R Programming

Week 1

Welcome to Class!

Introduction

Introduction 6
Syllabus Review 7
Course Objectives 8

Setting Up Your Environment

Installing R + RStudio 10
Authoring Scripts in RStudio 11
Authoring Scripts in a Text Editor 12
Executing R Code 13-14

Introduction to R

R is an interpreted language 16
R is dynamically typed language 17
R has a few of its own file types 18

Programming Fundamentals

Variables and Namespaces 20
Introduction to Types 21
Dollarstore Calculator Math 22-24

R Data Structures

Vectors 26-27
Lists 28
Factors 29
Data Frames 30

Logical Operators

Logical Operators 32-34

Subsetting

Subsetting Vectors 36
Subsetting Lists 37
Subsetting Data Frames 38
Using Logical Vectors 39

Controlling Program Flow

If-Else 40-42
For Loops 43
While Loops 44

Additional Resources

Learning More on Your Own 46

Introduction

Personal Introduction

My Marquette Experience:
- B.S., Economics & Marketing (2013), M.S.A.E. (2014)
Since Marquette:
- Software Engineer @ NVIDIA, 2023-present
- Data Scientist/Engineer @ Uptake, AWS, Saturn Cloud, SpotHero 2016-2023
- M.I. in Data Science, University of California - Berkeley (MIDS)
- Co-author and maintainer of {uptasticsearch} and {pkgnet} packages on CRAN
- Maintainer on LightGBM
- Created "Timeseries with data.table in R" DataCamp course
- Analyst/Economist @ IHS Economics, Abbott Laboratories, 2014-2015

Syllabus review

Course Objectives

The main objectives for the course are as follows:

Set up a data science software stack on your machine
Learn how to author and manage a statistical code base
Learn the basics of manipulating data using R
Learn how to incorporate external packages to make your scripts more powerful
Practice solving problems in R and presenting solutions in a code review format

Setting Up Your Environment

Installing R + RStudio

Programming in R begins with installing R!
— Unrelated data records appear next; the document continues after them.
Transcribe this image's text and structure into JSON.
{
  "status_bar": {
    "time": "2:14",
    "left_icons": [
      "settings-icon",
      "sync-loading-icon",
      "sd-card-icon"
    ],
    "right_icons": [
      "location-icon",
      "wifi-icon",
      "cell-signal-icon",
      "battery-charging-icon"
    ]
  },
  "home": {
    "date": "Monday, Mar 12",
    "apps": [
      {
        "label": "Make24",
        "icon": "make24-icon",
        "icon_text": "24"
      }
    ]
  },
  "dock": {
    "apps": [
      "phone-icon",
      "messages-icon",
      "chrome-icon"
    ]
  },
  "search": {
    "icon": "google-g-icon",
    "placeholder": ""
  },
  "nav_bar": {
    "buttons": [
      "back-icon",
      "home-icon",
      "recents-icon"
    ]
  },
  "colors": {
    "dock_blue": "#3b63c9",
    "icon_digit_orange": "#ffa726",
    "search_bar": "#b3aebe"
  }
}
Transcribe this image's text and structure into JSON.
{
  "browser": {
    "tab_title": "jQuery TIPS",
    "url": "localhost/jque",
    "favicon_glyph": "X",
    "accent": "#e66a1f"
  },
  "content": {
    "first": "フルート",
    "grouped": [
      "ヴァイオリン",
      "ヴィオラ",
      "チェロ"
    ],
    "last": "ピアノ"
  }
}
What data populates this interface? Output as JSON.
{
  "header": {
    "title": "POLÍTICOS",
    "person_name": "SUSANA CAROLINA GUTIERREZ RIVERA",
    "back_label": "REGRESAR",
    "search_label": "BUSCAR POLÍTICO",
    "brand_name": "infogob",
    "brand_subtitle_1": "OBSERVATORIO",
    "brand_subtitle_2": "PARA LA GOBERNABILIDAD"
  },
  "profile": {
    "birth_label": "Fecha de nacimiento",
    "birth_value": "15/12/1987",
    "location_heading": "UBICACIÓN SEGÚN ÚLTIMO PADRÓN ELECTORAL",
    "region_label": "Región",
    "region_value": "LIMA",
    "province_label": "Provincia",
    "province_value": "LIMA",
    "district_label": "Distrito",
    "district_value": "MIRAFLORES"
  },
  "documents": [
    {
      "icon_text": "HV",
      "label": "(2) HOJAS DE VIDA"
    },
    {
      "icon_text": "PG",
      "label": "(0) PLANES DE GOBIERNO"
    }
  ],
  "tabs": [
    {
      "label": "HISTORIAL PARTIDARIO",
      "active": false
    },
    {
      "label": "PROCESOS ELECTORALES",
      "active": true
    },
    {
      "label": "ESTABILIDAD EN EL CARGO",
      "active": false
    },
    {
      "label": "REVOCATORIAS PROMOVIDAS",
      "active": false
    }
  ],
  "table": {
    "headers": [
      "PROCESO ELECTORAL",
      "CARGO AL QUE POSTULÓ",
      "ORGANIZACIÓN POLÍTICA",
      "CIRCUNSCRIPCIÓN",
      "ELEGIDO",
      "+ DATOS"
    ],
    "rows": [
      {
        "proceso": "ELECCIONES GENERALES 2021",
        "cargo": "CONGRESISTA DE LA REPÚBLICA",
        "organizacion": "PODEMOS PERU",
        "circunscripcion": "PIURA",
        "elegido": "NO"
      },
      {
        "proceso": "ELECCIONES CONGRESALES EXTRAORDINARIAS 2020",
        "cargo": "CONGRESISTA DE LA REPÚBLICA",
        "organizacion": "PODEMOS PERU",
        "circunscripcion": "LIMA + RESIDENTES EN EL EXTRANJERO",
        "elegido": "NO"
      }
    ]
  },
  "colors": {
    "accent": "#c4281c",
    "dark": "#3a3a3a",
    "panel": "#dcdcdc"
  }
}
Go to https://cran.r-project.org/
Choose the appropriate download for your operating system (you'll see links like "Download R for Mac OS")
Open the file and follow the prompts on the screen

R comes with a command-line client and a default GUI, but most users prefer to use other IDEs ("integrated development environment"). The most popular IDE for R, and the one we'll use in this class, is RStudio:

Go to https://posit.co/products/open-source/rstudio/
Choose the appropriate download under "All Installers"
Open the file and follow the prompts on the screen

Authoring Scripts in RStudio

Sequences of R code are typically saved in scripts with the file extension ".R". To open a blank script in RStudio and start editing, you can either go to "File --> New File --> R script" or choose "R Script" from the paper image in RStudio:

Authoring Scripts in a Text Editor

When you author a script in RStudio, the file you create will be stored with the file extension ".R" by default. Out in the wild (i.e. editing in text editors), you are responsible for saving files with the appropriate file extension so the software that uses them can interpret them correctly. Trust me, there are a lot of them

A few common ones you'll want to know for this course:

Scripts and Docs

General text files (.md, .txt)
R scripts (.R, .r)
SQL queries (.sql)
Slides and reports (.css, .html, .pdf, .rmd)

Data

API response data (.csv, .json, .xml)
R data formats (.rda, .rds, .RData)
MS Excel (.xls, .xlsx, .xlsm)
Zip archives (.zip, .tar, .gz, .bzip2)

Executing R Code: RStudio

R is an interpreted language (more on this later). TL;DR, you need to send your code to some software that knows what to do with it ("R"). RStudio makes this super easy to do. You can execute your code interactively (one line at a time) in the R console or run your .R scripts using the "run" button.

Using Scripts

The Console

Executing R Code: The Command Line

When R is just one of the tools in your stack, it's often quicker to execute your code from a terminal rather than going into a dedicated application for each type of file.

The R REPL

R comes with a REPL (read-eval-print loop) which allows you to quickly turn a terminal command line into an R console.
To activate: R from the command line
To close: quit() or q()

Rscript

If your commands are stored in a ".R" script, you can execute that script from the command line with the Rscript command.
This command will run all the lines in the file in the order they've been written and potentially output some messages to the terminal.

Introduction to R

R is an Interpreted Language

Interpreted languages are those which break commands down into building blocks called "subroutines" that have already been compiled in machine code (source: Wikipedia). Much of the R source code (including these subroutines) is actually written in C.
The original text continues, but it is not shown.